In summary, in this study we established that the hydrophobic core of cationic phospholipid mixtures can strongly modulate their DNA delivery efficacy. This efficacy correlates well with the phase behavior of the mixtures of cationic lipids with negatively charged membrane lipids, as well as with the extent of DNA unbinding from lipoplexes induced by negatively charged membrane lipids; however, transfection activity did not show a consistent relationship with cationic-anionic membrane fusion. Together, these findings indicate that some step after membrane fusion is rate-limiting for transfection. They also emphasize the topological difference between the multilamellar lipid/DNA complexes and the single-bilayer cell membranes; efficient DNA delivery evidently involves substantial lipid mixing between cell membranes and the lipoplex and such processes would require persistent or multiple interactions.
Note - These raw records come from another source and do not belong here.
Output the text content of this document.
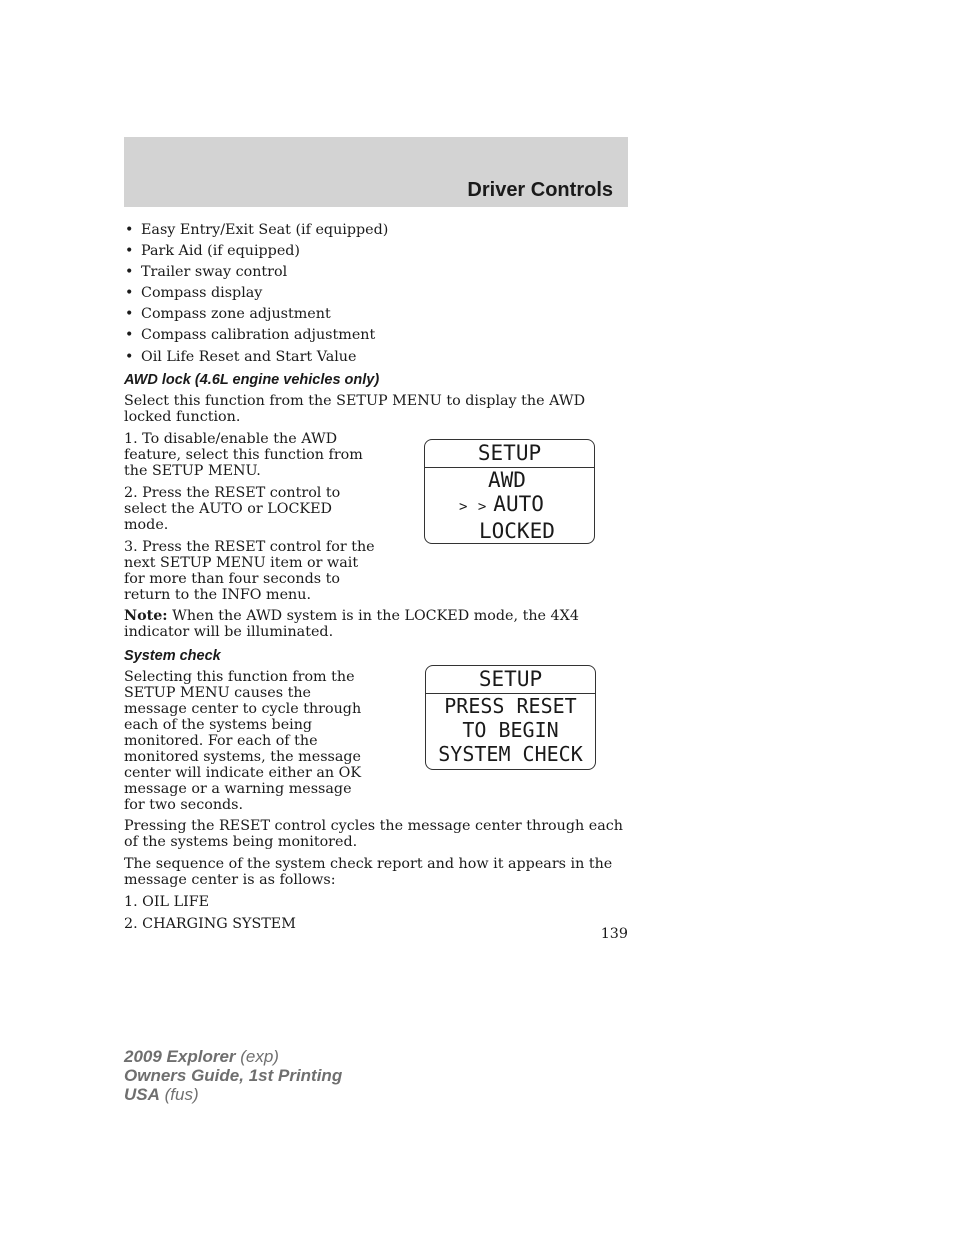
Driver Controls
• Easy Entry/Exit Seat (if equipped)
• Park Aid (if equipped)
• Trailer sway control
• Compass display
• Compass zone adjustment
• Compass calibration adjustment
• Oil Life Reset and Start Value
AWD lock (4.6L engine vehicles only)

Select this function from the SETUP MENU to display the AWD locked function.

1. To disable/enable the AWD feature, select this function from the SETUP MENU.

2. Press the RESET control to select the AUTO or LOCKED mode.

3. Press the RESET control for the next SETUP MENU item or wait for more than four seconds to return to the INFO menu.

Note: When the AWD system is in the LOCKED mode, the 4X4 indicator will be illuminated.

System check

Selecting this function from the SETUP MENU causes the message center to cycle through each of the systems being monitored. For each of the monitored systems, the message center will indicate either an OK message or a warning message for two seconds.

Pressing the RESET control cycles the message center through each of the systems being monitored.

The sequence of the system check report and how it appears in the message center is as follows:

1. OIL LIFE

2. CHARGING SYSTEM

SETUP
AWD
> > AUTO
LOCKED
SETUP
PRESS RESET
TO BEGIN
SYSTEM CHECK
139
2009 Explorer (exp)
Owners Guide, 1st Printing
USA (fus)
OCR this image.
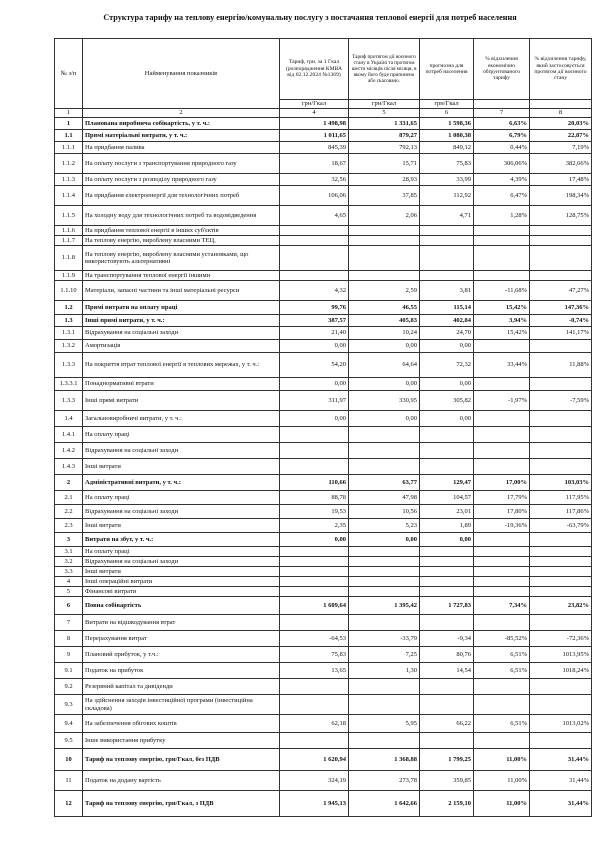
Структура тарифу на теплову енергію/комунальну послугу з постачання теплової енергії для потреб населення
№ з/п	Найменування показників	Тариф, грн. за 1 Гкал (розпорядження КМВА від 02.12.2024 №1369)	Тариф протягом дії воєнного стану в Україні та протягом шести місяців після місяця, в якому його буде припинено або скасовано.	прогнозна для потреб населення	% відхилення економічно обґрунтованого тарифу	% відхилення тарифу, який застосовується протягом дії воєнного стану
		грн/Гкал	грн/Гкал	грн/Гкал		
1	2	4	5	6	7	8
1	Планована виробнича собівартість, у т. ч.:	1 498,98	1 331,65	1 598,36	6,63%	20,03%
1.1	Прямі матеріальні витрати, у т. ч.:	1 011,65	879,27	1 080,38	6,79%	22,87%
1.1.1	На придбання палива	845,39	792,13	849,12	0,44%	7,19%
1.1.2	На оплату послуги з транспортування природного газу	18,67	15,71	75,83	306,06%	382,66%
1.1.3	На оплату послуги з розподілу природного газу	32,56	28,93	33,99	4,39%	17,48%
1.1.4	На придбання електроенергії для технологічних потреб	106,06	37,85	112,92	6,47%	198,34%
1.1.5	На холодну воду для технологічних потреб та водовідведення	4,65	2,06	4,71	1,28%	128,75%
1.1.6	На придбання теплової енергії в інших суб'єктів					
1.1.7	На теплову енергію, вироблену власними ТЕЦ,					
1.1.8	На теплову енергію, вироблену власними установками, що використовують альтернативні					
1.1.9	На транспортування теплової енергії іншими					
1.1.10	Матеріали, запасні частини та інші матеріальні ресурси	4,32	2,59	3,81	-11,68%	47,27%
1.2	Прямі витрати на оплату праці	99,76	46,55	115,14	15,42%	147,36%
1.3	Інші прямі витрати, у т. ч.:	387,57	405,83	402,84	3,94%	-0,74%
1.3.1	Відрахування на соціальні заходи	21,40	10,24	24,70	15,42%	141,17%
1.3.2	Амортизація	0,00	0,00	0,00		
1.3.3	На покриття втрат теплової енергії в теплових мережах, у т. ч.:	54,20	64,64	72,32	33,44%	11,88%
1.3.3.1	Понаднормативні втрати	0,00	0,00	0,00		
1.3.3	Інші прямі витрати	311,97	330,95	305,82	-1,97%	-7,59%
1.4	Загальновиробничі витрати, у т. ч.:	0,00	0,00	0,00		
1.4.1	На оплату праці					
1.4.2	Відрахування на соціальні заходи					
1.4.3	Інші витрати					
2	Адміністративні витрати, у т. ч.:	110,66	63,77	129,47	17,00%	103,03%
2.1	На оплату праці	88,78	47,98	104,57	17,79%	117,95%
2.2	Відрахування на соціальні заходи	19,53	10,56	23,01	17,80%	117,86%
2.3	Інші витрати	2,35	5,23	1,89	-19,36%	-63,79%
3	Витрати на збут, у т. ч.:	0,00	0,00	0,00		
3.1	На оплату праці					
3.2	Відрахування на соціальні заходи					
3.3	Інші витрати					
4	Інші операційні витрати					
5	Фінансові витрати					
6	Повна собівартість	1 609,64	1 395,42	1 727,83	7,34%	23,82%
7	Витрати на відшкодування втрат					
8	Перерахування витрат	-64,53	-33,79	-9,34	-85,52%	-72,36%
9	Плановий прибуток, у т.ч.:	75,83	7,25	80,76	6,51%	1013,95%
9.1	Податок на прибуток	13,65	1,30	14,54	6,51%	1018,24%
9.2	Резервний капітал та дивіденди					
9.3	На здійснення заходів інвестиційної програми (інвестиційна складова)					
9.4	На забезпечення обігових коштів	62,18	5,95	66,22	6,51%	1013,02%
9.5	Інше використання прибутку					
10	Тариф на теплову енергію, грн/Гкал, без ПДВ	1 620,94	1 368,88	1 799,25	11,00%	31,44%
11	Податок на додану вартість	324,19	273,78	359,85	11,00%	31,44%
12	Тариф на теплову енергію, грн/Гкал, з ПДВ	1 945,13	1 642,66	2 159,10	11,00%	31,44%
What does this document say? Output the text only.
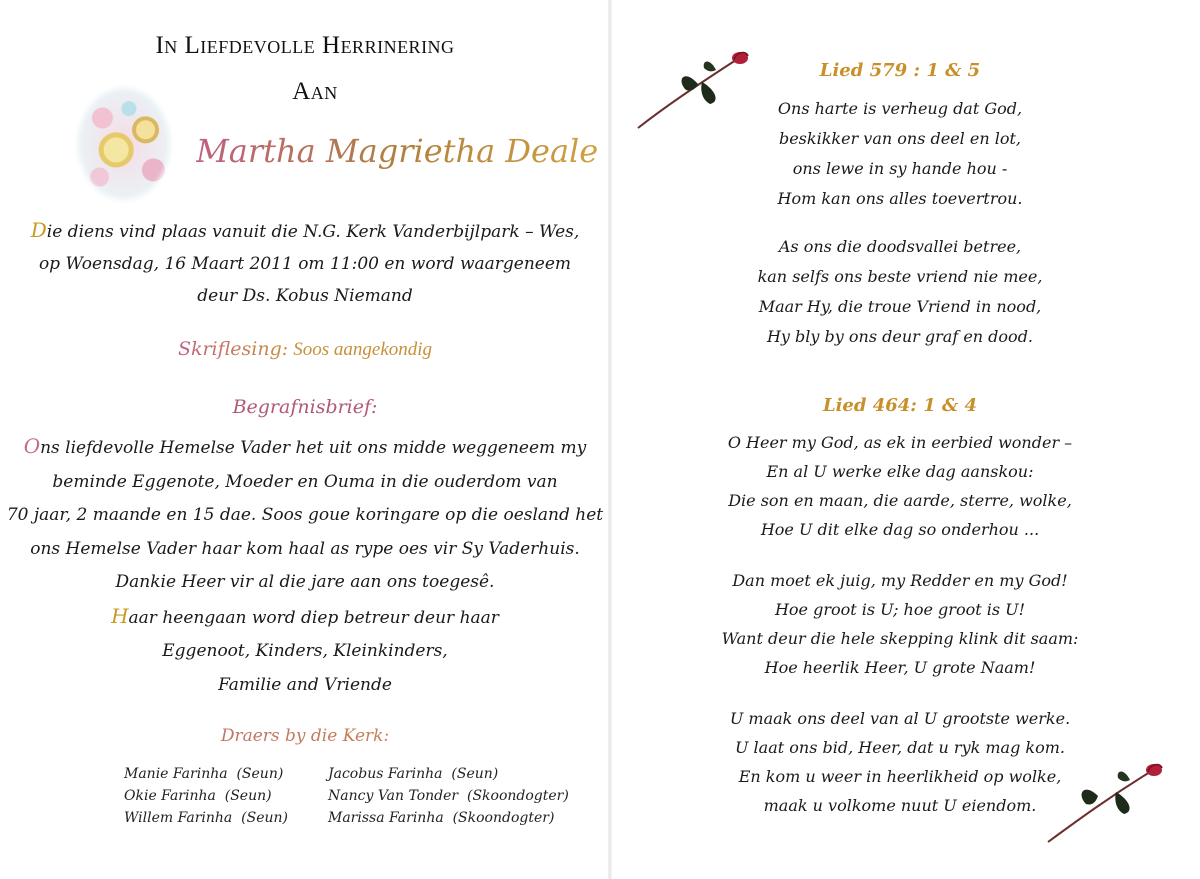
In Liefdevolle Herrinering
Aan
Martha Magrietha Deale
Die diens vind plaas vanuit die N.G. Kerk Vanderbijlpark – Wes,
op Woensdag, 16 Maart 2011 om 11:00 en word waargeneem
deur Ds. Kobus Niemand
Skriflesing: Soos aangekondig
Begrafnisbrief:
Ons liefdevolle Hemelse Vader het uit ons midde weggeneem my
beminde Eggenote, Moeder en Ouma in die ouderdom van
70 jaar, 2 maande en 15 dae. Soos goue koringare op die oesland het
ons Hemelse Vader haar kom haal as rype oes vir Sy Vaderhuis.
Dankie Heer vir al die jare aan ons toegesê.
Haar heengaan word diep betreur deur haar
Eggenoot, Kinders, Kleinkinders,
Familie and Vriende
Draers by die Kerk:
Manie Farinha  (Seun)
Okie Farinha  (Seun)
Willem Farinha  (Seun)
Jacobus Farinha  (Seun)
Nancy Van Tonder  (Skoondogter)
Marissa Farinha  (Skoondogter)
Lied 579 : 1 & 5
Ons harte is verheug dat God,
beskikker van ons deel en lot,
ons lewe in sy hande hou -
Hom kan ons alles toevertrou.
As ons die doodsvallei betree,
kan selfs ons beste vriend nie mee,
Maar Hy, die troue Vriend in nood,
Hy bly by ons deur graf en dood.
Lied 464: 1 & 4
O Heer my God, as ek in eerbied wonder –
En al U werke elke dag aanskou:
Die son en maan, die aarde, sterre, wolke,
Hoe U dit elke dag so onderhou ...
Dan moet ek juig, my Redder en my God!
Hoe groot is U; hoe groot is U!
Want deur die hele skepping klink dit saam:
Hoe heerlik Heer, U grote Naam!
U maak ons deel van al U grootste werke.
U laat ons bid, Heer, dat u ryk mag kom.
En kom u weer in heerlikheid op wolke,
maak u volkome nuut U eiendom.
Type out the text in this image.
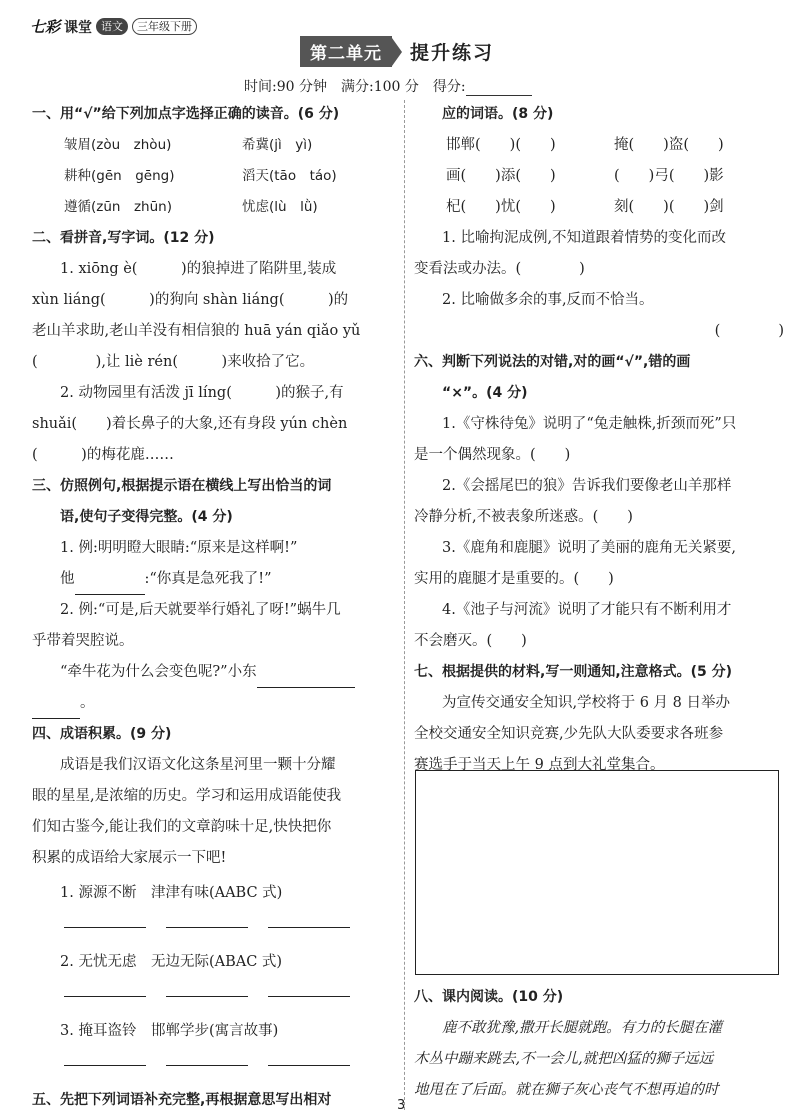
七彩 课堂 语文	三年级下册
第二单元	提升练习
时间:90 分钟　满分:100 分　得分:

一、用“√”给下列加点字选择正确的读音。(6 分)

皱眉(zòu　zhòu)	希冀(jì　yì)

耕种(gēn　gēng)	滔天(tāo　táo)

遵循(zūn　zhūn)	忧虑(lù　lǜ)

二、看拼音,写字词。(12 分)

1. xiōng è(　　　)的狼掉进了陷阱里,装成

xùn liáng(　　　)的狗向 shàn liáng(　　　)的

老山羊求助,老山羊没有相信狼的 huā yán qiǎo yǔ

(　　　　),让 liè rén(　　　)来收拾了它。

2. 动物园里有活泼 jī líng(　　　)的猴子,有

shuǎi(　　)着长鼻子的大象,还有身段 yún chèn

(　　　)的梅花鹿……

三、仿照例句,根据提示语在横线上写出恰当的词

语,使句子变得完整。(4 分)

1. 例:明明瞪大眼睛:“原来是这样啊!”

他	:“你真是急死我了!”

2. 例:“可是,后天就要举行婚礼了呀!”蜗牛几

乎带着哭腔说。

“牵牛花为什么会变色呢?”小东

。

四、成语积累。(9 分)

成语是我们汉语文化这条星河里一颗十分耀

眼的星星,是浓缩的历史。学习和运用成语能使我

们知古鉴今,能让我们的文章韵味十足,快快把你

积累的成语给大家展示一下吧!

1. 源源不断　津津有味(AABC 式)

2. 无忧无虑　无边无际(ABAC 式)

3. 掩耳盗铃　邯郸学步(寓言故事)

五、先把下列词语补充完整,再根据意思写出相对

应的词语。(8 分)

邯郸(　　)(　　)	掩(　　)盗(　　)

画(　　)添(　　)	(　　)弓(　　)影

杞(　　)忧(　　)	刻(　　)(　　)剑

1. 比喻拘泥成例,不知道跟着情势的变化而改

变看法或办法。(　　　　)

2. 比喻做多余的事,反而不恰当。

(　　　　)

六、判断下列说法的对错,对的画“√”,错的画

“×”。(4 分)

1.《守株待兔》说明了“兔走触株,折颈而死”只

是一个偶然现象。(　　)

2.《会摇尾巴的狼》告诉我们要像老山羊那样

冷静分析,不被表象所迷惑。(　　)

3.《鹿角和鹿腿》说明了美丽的鹿角无关紧要,

实用的鹿腿才是重要的。(　　)

4.《池子与河流》说明了才能只有不断利用才

不会磨灭。(　　)

七、根据提供的材料,写一则通知,注意格式。(5 分)

为宣传交通安全知识,学校将于 6 月 8 日举办

全校交通安全知识竞赛,少先队大队委要求各班参

赛选手于当天上午 9 点到大礼堂集合。

八、课内阅读。(10 分)

鹿不敢犹豫,撒开长腿就跑。有力的长腿在灌

木丛中蹦来跳去,不一会儿,就把凶猛的狮子远远

地甩在了后面。就在狮子灰心丧气不想再追的时

3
It appears that, in some proportion of the lipoplexes, a cell membrane lipid-triggered, lamellar→nonlamellar phase transition generates regions of high interfacial curvature, which facilitate the extensive unbinding of DNA that is required for efficient transfection by cationic lipids (Fig. 10).

FIGURE 10.

Cartoon representation of the cellular uptake of lipoplexes and DNA release. (A) Lipoplexes are internalized into the cytoplasm by endocytosis. (B) Lipoplexes fuse with the negatively charged cellular membrane; mixed lipoplexes are more fusogenic than those of single lipids, a phenomenon that is presumably related to nonideal mixing, domain formation, and/or higher probability for packing defects in the cationic lipid mixtures relative to single component bilayers. (C) In the case of those cationic lipid compositions for which the lipoplex retains its lamellar organization after fusion, DNA release is constrained to its outmost layer of the lipoplex and is thus inefficient. (D) In the case of cationic lipid compositions for which the nonlamellar phase develops after fusion, DNA release is facilitated and much more extensive, with the consequence that transfection is more efficient.